In 1997 Latanya Sweeney dramatically demonstrated that supposedly anonymized data was not anonymous. The state of Massachusetts had released data on 135,000 state employees and their families with obvious identifiers removed. However, the data contained zip code, birth date, and sex for each individual. Sweeney was able to cross reference this data with publicly available voter registration data to find the medical records of then Massachusetts governor William Weld.
An estimated 87% of Americans can be identified by the combination of zip code, birth date, and sex. A back-of-the-envelope calculation shows that this should not be surprising, but Sweeney appears to be the first to do this calculation and pursue the results. (Update: See such a calculation in the next post.)
In her paper Only You, Your Doctor, and Many Others May Know Sweeney says that her research was unwelcome. Over 20 journals turned down her paper on the Weld study, and nobody wanted to fund privacy research that might reach uncomfortable conclusions.
A decade ago, funding sources refused to fund re-identification experiments unless there was a promise that results would likely show that no risk existed or that all problems could be solved by some promising new theoretical technology under development. Financial resources were unavailable to support rigorous scientific studies otherwise.
There’s a perennial debate over whether it is best to make security and privacy flaws public or to suppress them. The consensus, as much as there is a consensus, is that one should reveal flaws discreetly at first and then err on the side of openness. For example, a security researcher finding a vulnerability in Windows would notify Microsoft first and give the company a chance to fix the problem before announcing the vulnerability publicly. In Sweeney’s case, however, there was no single responsible party who could quietly fix the world’s privacy vulnerabilities.
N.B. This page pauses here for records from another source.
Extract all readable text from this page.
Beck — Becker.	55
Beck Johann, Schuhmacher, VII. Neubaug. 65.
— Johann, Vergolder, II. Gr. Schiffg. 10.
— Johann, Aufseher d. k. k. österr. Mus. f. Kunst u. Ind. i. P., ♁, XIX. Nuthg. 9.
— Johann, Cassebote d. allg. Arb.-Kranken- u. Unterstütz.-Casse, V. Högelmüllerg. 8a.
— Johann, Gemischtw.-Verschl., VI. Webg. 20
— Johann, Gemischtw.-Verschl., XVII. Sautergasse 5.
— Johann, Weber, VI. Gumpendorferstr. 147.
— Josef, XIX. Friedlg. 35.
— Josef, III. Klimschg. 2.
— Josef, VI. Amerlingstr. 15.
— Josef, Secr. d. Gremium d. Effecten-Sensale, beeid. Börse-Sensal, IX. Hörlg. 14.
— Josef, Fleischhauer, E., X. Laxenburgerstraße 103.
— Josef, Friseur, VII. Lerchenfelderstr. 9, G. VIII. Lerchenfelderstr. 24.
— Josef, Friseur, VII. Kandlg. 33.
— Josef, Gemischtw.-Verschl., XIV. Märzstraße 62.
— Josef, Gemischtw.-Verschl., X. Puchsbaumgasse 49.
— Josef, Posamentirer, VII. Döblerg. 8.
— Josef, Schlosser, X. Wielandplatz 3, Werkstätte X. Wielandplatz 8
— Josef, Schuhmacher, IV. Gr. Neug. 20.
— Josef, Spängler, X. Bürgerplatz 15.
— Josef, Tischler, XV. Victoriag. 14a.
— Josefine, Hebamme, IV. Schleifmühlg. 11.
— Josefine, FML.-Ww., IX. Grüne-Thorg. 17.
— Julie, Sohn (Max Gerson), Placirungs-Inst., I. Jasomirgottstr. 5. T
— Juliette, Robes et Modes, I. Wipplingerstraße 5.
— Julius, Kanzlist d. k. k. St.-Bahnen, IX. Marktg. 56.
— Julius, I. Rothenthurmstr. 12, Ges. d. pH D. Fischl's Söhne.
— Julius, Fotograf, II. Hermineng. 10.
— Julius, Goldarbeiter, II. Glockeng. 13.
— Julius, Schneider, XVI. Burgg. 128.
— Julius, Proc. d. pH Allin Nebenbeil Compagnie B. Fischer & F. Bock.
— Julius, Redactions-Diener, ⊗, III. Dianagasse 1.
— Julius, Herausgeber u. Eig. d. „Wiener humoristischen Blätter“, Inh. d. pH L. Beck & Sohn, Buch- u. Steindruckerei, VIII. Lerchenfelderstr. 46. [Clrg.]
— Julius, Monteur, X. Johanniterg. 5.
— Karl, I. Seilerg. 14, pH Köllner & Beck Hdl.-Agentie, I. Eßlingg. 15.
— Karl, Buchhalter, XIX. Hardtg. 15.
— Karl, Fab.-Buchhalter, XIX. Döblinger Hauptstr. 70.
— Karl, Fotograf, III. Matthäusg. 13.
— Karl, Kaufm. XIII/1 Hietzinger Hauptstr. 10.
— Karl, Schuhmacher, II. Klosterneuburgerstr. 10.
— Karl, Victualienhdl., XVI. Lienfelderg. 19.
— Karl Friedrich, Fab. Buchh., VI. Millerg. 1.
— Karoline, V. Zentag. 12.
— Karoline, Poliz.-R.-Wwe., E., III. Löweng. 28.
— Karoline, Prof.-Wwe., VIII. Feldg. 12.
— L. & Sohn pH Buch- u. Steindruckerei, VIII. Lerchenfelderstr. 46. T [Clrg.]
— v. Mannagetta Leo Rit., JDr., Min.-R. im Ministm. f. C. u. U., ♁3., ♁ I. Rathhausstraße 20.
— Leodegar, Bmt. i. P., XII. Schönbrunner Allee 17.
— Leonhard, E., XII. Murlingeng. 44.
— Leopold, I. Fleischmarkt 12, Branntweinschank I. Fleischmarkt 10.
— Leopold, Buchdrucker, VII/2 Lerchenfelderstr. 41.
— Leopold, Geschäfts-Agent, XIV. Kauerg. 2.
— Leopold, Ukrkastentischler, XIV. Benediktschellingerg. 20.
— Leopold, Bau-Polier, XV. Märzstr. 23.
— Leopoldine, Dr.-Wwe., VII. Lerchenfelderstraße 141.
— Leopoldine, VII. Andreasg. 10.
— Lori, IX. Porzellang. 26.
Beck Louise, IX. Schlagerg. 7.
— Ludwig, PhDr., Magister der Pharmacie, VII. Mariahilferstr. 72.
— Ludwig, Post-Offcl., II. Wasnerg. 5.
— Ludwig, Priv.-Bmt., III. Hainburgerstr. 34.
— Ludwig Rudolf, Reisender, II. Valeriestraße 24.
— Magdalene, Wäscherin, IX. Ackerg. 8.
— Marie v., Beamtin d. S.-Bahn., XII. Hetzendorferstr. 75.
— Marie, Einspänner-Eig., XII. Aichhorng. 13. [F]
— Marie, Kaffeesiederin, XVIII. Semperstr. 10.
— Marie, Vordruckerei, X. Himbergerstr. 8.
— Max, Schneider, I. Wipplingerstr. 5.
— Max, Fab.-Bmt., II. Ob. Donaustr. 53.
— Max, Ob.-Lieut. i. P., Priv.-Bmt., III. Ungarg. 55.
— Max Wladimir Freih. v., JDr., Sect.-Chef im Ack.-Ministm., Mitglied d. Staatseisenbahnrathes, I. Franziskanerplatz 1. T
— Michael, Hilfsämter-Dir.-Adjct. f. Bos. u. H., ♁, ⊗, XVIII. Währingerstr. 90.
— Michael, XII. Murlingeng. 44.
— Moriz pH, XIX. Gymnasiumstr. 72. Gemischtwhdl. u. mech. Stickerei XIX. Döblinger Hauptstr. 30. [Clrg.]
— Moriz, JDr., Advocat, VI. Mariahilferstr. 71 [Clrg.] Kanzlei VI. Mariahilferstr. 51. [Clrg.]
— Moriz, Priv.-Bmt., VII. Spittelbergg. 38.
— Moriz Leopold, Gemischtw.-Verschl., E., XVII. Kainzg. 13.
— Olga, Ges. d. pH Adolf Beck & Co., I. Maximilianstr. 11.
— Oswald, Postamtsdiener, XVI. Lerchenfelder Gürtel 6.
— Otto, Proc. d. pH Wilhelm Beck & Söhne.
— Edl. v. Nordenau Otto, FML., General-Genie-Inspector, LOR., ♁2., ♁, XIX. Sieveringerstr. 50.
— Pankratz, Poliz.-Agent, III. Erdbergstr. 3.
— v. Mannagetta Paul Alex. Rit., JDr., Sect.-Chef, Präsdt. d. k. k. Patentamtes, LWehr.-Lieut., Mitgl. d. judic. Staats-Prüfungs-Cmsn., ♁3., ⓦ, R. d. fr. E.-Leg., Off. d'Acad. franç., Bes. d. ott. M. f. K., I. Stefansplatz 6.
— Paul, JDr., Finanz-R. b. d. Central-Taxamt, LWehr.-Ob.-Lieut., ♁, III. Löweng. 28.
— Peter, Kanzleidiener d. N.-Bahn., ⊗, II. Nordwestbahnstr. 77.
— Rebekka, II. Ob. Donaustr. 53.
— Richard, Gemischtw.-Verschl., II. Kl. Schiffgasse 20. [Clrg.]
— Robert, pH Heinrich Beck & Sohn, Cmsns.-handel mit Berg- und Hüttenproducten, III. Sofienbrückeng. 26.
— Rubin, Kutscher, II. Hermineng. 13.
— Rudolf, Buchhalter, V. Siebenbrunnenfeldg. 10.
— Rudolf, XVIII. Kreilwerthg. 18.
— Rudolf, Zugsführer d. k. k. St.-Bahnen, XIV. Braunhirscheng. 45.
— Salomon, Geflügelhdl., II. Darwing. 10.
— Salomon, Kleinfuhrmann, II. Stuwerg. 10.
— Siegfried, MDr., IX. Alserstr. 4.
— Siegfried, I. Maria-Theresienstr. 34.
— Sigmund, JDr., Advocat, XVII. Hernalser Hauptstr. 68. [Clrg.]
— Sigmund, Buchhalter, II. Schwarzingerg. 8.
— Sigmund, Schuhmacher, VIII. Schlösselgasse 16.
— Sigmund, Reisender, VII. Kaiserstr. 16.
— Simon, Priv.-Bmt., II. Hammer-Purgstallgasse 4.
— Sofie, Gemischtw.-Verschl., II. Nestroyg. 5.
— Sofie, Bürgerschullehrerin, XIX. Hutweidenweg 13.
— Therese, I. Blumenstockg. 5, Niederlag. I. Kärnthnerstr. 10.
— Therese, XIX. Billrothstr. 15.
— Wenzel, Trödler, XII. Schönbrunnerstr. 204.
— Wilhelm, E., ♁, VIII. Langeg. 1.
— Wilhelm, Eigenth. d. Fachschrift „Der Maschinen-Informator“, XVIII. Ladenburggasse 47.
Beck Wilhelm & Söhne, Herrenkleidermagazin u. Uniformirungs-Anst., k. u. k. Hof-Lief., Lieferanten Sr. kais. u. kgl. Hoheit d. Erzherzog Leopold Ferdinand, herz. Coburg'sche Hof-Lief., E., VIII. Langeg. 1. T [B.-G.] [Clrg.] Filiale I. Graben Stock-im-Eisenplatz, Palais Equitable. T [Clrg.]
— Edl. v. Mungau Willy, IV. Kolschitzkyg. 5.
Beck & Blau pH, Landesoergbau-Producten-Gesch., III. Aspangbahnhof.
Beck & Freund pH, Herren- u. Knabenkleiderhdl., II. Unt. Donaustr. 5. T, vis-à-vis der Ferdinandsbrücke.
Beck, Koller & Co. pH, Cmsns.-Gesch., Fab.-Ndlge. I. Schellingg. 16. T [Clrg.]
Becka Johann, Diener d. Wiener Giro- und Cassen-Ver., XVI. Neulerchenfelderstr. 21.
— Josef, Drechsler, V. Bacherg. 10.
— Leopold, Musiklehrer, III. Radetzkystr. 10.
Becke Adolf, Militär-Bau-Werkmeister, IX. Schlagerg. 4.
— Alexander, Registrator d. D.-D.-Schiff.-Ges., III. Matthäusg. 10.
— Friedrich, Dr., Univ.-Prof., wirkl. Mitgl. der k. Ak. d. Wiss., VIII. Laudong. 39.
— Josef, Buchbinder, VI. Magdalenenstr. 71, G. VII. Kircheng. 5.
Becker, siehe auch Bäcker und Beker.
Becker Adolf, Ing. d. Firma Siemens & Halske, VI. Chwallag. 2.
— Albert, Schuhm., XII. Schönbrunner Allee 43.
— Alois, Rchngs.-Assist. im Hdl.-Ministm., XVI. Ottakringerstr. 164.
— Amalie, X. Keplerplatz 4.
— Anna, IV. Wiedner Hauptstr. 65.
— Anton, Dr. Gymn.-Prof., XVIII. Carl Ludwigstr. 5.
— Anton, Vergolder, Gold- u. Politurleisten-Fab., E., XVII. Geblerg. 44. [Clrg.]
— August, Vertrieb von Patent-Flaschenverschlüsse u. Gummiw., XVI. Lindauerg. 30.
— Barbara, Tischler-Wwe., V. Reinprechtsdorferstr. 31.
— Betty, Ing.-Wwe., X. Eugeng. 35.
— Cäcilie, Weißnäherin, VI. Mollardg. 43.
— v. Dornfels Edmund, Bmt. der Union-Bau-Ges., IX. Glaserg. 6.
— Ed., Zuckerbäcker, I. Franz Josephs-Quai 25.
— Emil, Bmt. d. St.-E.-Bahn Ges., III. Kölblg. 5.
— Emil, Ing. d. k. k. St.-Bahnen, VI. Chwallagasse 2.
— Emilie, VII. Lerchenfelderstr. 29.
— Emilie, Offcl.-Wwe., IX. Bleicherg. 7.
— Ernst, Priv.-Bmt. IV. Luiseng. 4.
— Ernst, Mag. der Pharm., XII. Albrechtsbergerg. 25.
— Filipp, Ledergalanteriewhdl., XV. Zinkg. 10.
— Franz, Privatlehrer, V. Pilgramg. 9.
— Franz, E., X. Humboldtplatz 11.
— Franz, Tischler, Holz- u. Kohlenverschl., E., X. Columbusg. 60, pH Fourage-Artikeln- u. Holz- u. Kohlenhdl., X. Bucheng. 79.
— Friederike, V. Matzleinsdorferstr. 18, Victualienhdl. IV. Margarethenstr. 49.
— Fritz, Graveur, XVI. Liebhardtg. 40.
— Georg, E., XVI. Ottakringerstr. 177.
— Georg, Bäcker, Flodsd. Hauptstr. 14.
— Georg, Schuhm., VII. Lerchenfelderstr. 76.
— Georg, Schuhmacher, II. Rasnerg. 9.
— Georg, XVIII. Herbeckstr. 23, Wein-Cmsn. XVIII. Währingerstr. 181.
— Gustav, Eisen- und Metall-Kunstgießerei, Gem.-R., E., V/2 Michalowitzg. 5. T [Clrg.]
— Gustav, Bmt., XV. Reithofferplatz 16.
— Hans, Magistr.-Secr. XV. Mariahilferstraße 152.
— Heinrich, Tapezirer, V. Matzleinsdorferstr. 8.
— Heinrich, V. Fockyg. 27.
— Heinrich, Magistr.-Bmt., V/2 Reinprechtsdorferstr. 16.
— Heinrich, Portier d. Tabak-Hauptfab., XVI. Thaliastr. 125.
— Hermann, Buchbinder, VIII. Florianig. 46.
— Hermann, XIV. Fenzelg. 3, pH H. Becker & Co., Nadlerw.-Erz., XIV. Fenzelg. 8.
Calling attention to the problem was the only way to make things better.
More privacy posts
Photo of Latanya Sweeney via Parker Higgins [CC BY 4.0], from Wikimedia Commons
I hope that flaws are first revealed discreetly rather than discretely.
They’re discovered one at a time, so it’s discrete. :)
Here’s the quote from the article that lays out the numbers for the back-of-the-envelope calculation:
“There are 365 days in a year, two genders, and people live about 78 years. Multiplying these numbers gives 56,940 unique combinations. However, the average five-digit ZIP code in the United States has only about 25,000 people.”
Then if you assume uniform distribution, the calculation goes as in https://en.wikipedia.org/wiki/Birthday_problem#Same_birthday_as_you, for which I get ~64% chance that you are identified uniquely by birth date and gender, which is a bit lower than the 87% figure, but at least in the same ballpark.
BTW, “Related Posts” should probably link this blogpost too: https://www.johndcook.com/blog/2018/03/02/bits-of-information-in-age-birthday-and-birthdate/.
Thanks, Malcolm.
I don’t understand how she can say an average zip code has 25,000 people. There are around 42,000 zip codes in the US, and 25,000 people per zip code would imply a US population over a billion.
I just did my own calculation in the next post with some Python code for simulation.
It’s possible that the distribution of people per zip code is skewed in such a way that the average person shares their zip code with 25,000 other people.
I suspect her analysis and results focused on the zip codes from which the data was drawn. No need or reason to consider any others.